The surprise investment push by Qatar Airways was disclosed by American Airlines in a securities filing Thursday saying the Qatari company planned to buy at least US$808 million in American shares.
In addition, Qatar Airways's chief executive told his counterpart at American that the carrier sought a stake of about 10 per cent.
The outreach drew a frosty response from the US carrier, which said the intended purchase "was not solicited by American Airlines and would in no way change the Company's Board composition, governance, management or strategic direction." American's bylaws require board approval to stakes of 4.75 per cent or more. Qatar Airways said it would not exceed this level without board approval and would "make all necessary regulatory filings." "Qatar Airways sees a strong investment opportunity in American Airlines," the company said in a statement.
"Qatar Airways believes in American Airlines' fundamentals and intends to build a passive position in the company with no involvement in management, operations or governance." The move comes after Saudi Arabia, Bahrain, Egypt and the United Arab Emirates severed ties with Qatar over its alleged support for extremist groups and Iran. The countries have suspended all flights to and from Qatar.
Qatar's government denies the allegations.
Qatar Airways has downplayed the impact of the dispute on its business, saying on June 14 that the "vast majority" of its network was unaffected. But analysts have warned the profitable carrier could take a hit should the diplomatic crisis drag out.
At the Paris Air Show this week, Qatar Airways was named the world's top airline for passenger service by Skytrax, a closely-watched industry prize.
Akbar al-Baker, the airline's outspoken chief executive, used the occasion to blast Qatar's regional rivals.
"At these difficult times of illegal bans on flights out of my country by big bullies, this is an award not to me, not to my airline, but to my country," he said.
American has had its differences with Qatar Airways, among other Middle Eastern carriers, over state subsidies the US air travel industry says violate international agreements.
American chief executive Doug Parker has joined an effort with the leaders of Delta Air Lines and United Airlines to urge a crackdown by President Donald Trump on an alleged US$50 billion in state subsidies to Qatar Airways and two other state-backed Middle East carriers that they argue allows the airlines to illegally compete in the US market.

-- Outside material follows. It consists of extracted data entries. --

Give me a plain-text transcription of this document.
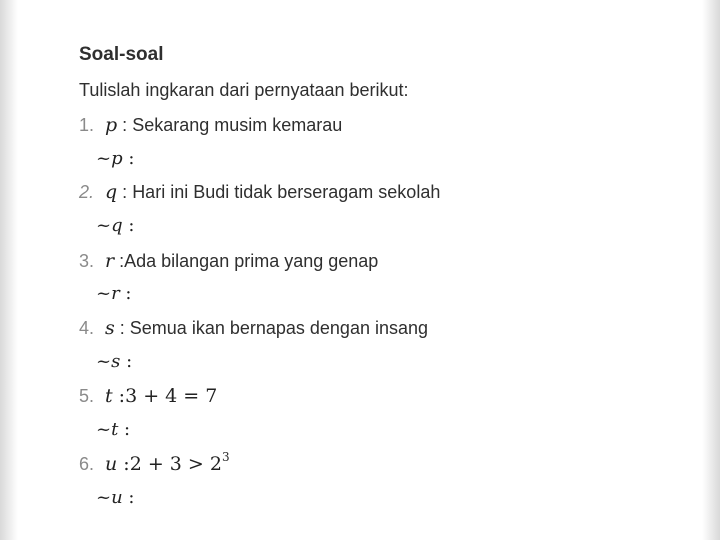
Soal-soal
Tulislah ingkaran dari pernyataan berikut:
1. p : Sekarang musim kemarau
~p :
2. q : Hari ini Budi tidak berseragam sekolah
~q :
3. r : Ada bilangan prima yang genap
~r :
4. s : Semua ikan bernapas dengan insang
~s :
5. t : 3 + 4 = 7
~t :
6. u : 2 + 3 > 2 3
~u :
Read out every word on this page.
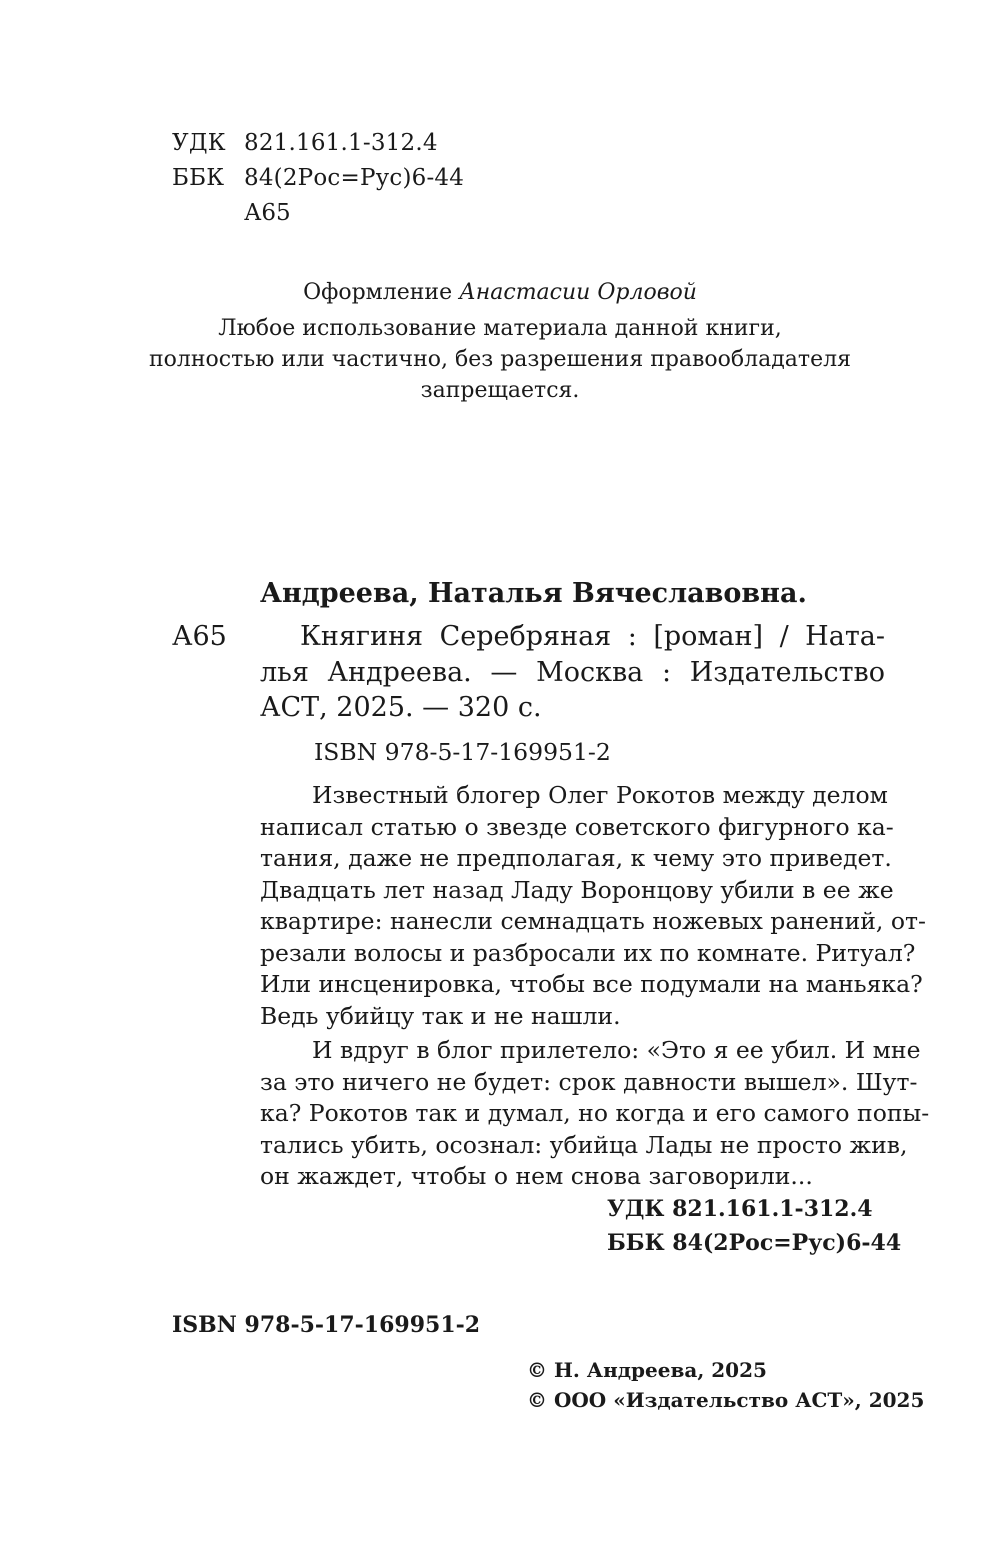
УДК 821.161.1-312.4
ББК 84(2Рос=Рус)6-44
А65
Оформление Анастасии Орловой
Любое использование материала данной книги,
полностью или частично, без разрешения правообладателя
запрещается.
Андреева, Наталья Вячеславовна.
А65	Княгиня Серебряная : [роман] / Ната-
лья Андреева. — Москва : Издательство
АСТ, 2025. — 320 с.
ISBN 978-5-17-169951-2
Известный блогер Олег Рокотов между делом
написал статью о звезде советского фигурного ка-
тания, даже не предполагая, к чему это приведет.
Двадцать лет назад Ладу Воронцову убили в ее же
квартире: нанесли семнадцать ножевых ранений, от-
резали волосы и разбросали их по комнате. Ритуал?
Или инсценировка, чтобы все подумали на маньяка?
Ведь убийцу так и не нашли.
И вдруг в блог прилетело: «Это я ее убил. И мне
за это ничего не будет: срок давности вышел». Шут-
ка? Рокотов так и думал, но когда и его самого попы-
тались убить, осознал: убийца Лады не просто жив,
он жаждет, чтобы о нем снова заговорили...
УДК 821.161.1-312.4
ББК 84(2Рос=Рус)6-44
ISBN 978-5-17-169951-2
© Н. Андреева, 2025
© ООО «Издательство АСТ», 2025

Mr Parker alluded to the controversy in a letter to employees Thursday, which adopted a skeptical tone toward Qatar's motives.
"While anyone can purchase our shares in the open market, we aren't particularly excited about Qatar's outreach, and we find it puzzling given our extremely public stance on the illegal subsidies that Qatar, Emirates and Etihad have all received over the years from their governments," Mr Parker said.
"If anything, this development strengthens our resolve to ensure the US government enforces its trade agreements regarding fair competition with Gulf carriers, because we must make it crystal clear that no minority investment in American will ever dissuade us from doing what is right for our team members, our customers and all of our shareholders." Qatar Airways already holds stakes in other foreign carriers, including a large holding in International Consolidated Airlines Group, the parent of British Airways.
Andrew Bishop, deputy director of research risk consultancy Eurasia Group, said Qatar Airways's approach was consistent with actions by the Qatar Investment Authority, whose stakes in German automaker Volkswagen, Russia's Rosneft and China's Agricultural Bank appear aimed at helping the country's diplomatic efforts.
"It's part of a longstanding strategy by Qatar to essentially buy into foreign alliances by investing in a range of countries whose political support it then expects in exchange, at least tacitly," Mr Bishop said, adding it was a "risky gamble" because of the effort could be overshadowed by the "Open Skies" controversy.